Algorithm that deside if there are two words $x$ and $y$ in the same length such that $x\in L(A_1)$ and $y\in L(A_2)$

Question

Let $A_1=(Q,\Sigma,q_0,F_1,\delta _1)$ and $A_2=(P,\Sigma ,p_0,F_2,\delta _2)$ a finite non determinustic automaons.

Describe algorithm that deside if there are two words $x$ and $y$ in the same length such that $x\in L(A_1)$ and $y\in L(A_2)$

Hint: Intersection automaton

My try

To bulid the intersection automaton $L_1\cap L_2$ and check if $L_1\cap L_2 \neq \varnothing$ with $"\color{blue}{\text{emptiness problem algorithm} }"$ and if $L_1\cap L_2 \neq \varnothing$ so $\exists $ word $w$ such that $w \in \mathscr L(L_1\cap L_2)$

Answer 1

Consider the NFA $A_1=(Q,\Sigma,q_0,F_1,\delta_1)$. Observe that an accepting run of $A_1$ induces an accepted word.

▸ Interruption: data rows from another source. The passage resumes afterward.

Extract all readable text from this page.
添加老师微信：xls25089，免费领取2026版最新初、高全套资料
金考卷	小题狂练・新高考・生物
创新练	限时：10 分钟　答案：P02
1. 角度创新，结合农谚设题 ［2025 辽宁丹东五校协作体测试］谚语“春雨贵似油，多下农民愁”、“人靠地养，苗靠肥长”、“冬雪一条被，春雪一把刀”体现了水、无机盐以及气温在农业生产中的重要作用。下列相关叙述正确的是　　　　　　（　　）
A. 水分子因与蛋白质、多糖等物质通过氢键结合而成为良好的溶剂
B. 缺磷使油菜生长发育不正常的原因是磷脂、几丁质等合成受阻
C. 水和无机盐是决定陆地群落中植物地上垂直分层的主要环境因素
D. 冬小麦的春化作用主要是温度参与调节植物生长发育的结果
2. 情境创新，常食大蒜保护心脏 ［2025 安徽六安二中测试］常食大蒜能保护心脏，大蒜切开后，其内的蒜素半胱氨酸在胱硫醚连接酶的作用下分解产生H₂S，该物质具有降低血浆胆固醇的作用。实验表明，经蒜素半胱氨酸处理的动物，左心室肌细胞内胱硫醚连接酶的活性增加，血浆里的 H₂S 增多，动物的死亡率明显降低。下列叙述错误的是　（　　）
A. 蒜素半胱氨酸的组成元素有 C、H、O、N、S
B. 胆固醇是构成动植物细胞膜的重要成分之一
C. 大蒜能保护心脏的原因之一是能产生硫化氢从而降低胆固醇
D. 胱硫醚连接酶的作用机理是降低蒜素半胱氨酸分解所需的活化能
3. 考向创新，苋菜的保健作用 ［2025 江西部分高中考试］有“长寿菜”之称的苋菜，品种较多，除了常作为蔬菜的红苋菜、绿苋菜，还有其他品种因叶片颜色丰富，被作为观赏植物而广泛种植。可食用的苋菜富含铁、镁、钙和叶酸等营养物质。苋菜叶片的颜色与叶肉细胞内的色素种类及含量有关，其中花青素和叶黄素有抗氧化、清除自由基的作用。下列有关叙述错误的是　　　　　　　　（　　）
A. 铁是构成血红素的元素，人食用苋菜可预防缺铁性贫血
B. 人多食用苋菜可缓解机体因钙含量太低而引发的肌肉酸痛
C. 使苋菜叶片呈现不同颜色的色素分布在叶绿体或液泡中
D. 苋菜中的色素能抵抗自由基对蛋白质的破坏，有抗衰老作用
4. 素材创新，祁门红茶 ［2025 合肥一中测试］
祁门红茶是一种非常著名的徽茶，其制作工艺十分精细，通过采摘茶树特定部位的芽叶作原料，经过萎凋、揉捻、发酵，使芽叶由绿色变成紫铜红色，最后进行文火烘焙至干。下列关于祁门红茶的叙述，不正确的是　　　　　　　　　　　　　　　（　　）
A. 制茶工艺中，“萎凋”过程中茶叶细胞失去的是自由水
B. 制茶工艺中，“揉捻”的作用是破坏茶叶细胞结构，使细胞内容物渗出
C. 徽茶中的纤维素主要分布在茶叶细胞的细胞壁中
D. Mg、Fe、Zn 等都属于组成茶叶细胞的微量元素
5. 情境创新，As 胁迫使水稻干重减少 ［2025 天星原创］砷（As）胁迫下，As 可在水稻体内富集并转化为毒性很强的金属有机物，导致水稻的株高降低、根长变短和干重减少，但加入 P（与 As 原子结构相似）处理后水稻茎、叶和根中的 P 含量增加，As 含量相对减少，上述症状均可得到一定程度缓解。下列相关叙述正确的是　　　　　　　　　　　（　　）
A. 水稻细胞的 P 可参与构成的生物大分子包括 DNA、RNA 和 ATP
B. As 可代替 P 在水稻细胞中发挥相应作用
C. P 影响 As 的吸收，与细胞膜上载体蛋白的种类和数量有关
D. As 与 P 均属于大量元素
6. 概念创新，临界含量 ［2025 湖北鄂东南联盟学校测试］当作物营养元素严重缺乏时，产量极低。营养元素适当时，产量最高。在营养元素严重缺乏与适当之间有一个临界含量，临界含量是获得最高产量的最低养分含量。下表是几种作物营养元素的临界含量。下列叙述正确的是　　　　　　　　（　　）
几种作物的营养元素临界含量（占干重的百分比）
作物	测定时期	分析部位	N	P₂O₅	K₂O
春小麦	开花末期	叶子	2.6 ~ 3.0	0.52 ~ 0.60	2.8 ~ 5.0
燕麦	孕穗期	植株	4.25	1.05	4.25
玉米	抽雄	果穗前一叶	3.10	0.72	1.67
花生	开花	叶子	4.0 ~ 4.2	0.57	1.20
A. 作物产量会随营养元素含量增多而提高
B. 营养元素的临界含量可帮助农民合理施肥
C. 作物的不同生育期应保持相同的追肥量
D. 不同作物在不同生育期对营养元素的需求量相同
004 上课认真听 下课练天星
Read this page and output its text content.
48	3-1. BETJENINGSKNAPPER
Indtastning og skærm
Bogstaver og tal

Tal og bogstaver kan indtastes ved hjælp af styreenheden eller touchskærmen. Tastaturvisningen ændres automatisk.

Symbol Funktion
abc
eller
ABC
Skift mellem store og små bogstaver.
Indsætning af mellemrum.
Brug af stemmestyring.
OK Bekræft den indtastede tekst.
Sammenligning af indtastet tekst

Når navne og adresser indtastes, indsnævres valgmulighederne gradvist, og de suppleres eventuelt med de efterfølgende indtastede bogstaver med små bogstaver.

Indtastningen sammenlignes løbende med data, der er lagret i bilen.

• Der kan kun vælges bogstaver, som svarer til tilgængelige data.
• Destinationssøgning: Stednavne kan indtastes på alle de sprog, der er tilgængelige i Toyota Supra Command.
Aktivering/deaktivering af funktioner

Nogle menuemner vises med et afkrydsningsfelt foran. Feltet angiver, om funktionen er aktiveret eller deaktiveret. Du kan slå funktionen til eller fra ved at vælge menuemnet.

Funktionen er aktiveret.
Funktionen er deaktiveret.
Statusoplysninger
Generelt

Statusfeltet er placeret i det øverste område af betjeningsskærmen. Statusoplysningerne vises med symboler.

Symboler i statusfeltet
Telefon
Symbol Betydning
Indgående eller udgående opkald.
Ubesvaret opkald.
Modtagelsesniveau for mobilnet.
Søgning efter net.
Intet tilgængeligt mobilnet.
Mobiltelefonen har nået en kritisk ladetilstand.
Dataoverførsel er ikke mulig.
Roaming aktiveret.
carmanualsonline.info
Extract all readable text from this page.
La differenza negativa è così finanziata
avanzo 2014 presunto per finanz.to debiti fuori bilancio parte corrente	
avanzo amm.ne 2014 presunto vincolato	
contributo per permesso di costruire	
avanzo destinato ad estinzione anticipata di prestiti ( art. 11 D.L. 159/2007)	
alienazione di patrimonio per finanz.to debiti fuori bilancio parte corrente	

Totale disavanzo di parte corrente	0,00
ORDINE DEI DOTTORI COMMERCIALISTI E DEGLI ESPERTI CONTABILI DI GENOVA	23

That is, we don't really care about the alphabet of the automaton if we only want to consider word length.

Thus, instead of constructing the intersection automaton directly, first change the alphabet of both automata to be $\Sigma=\{a\}$, by changing the letters in all the transitions to $a$. That is, for a transition $\delta_1(q,\sigma)=q'$, change the transition to $\delta(q,a)=q'$.

Now construct the product automaton, and check emptiness.

I'm leaving the correctness proof as an exercise.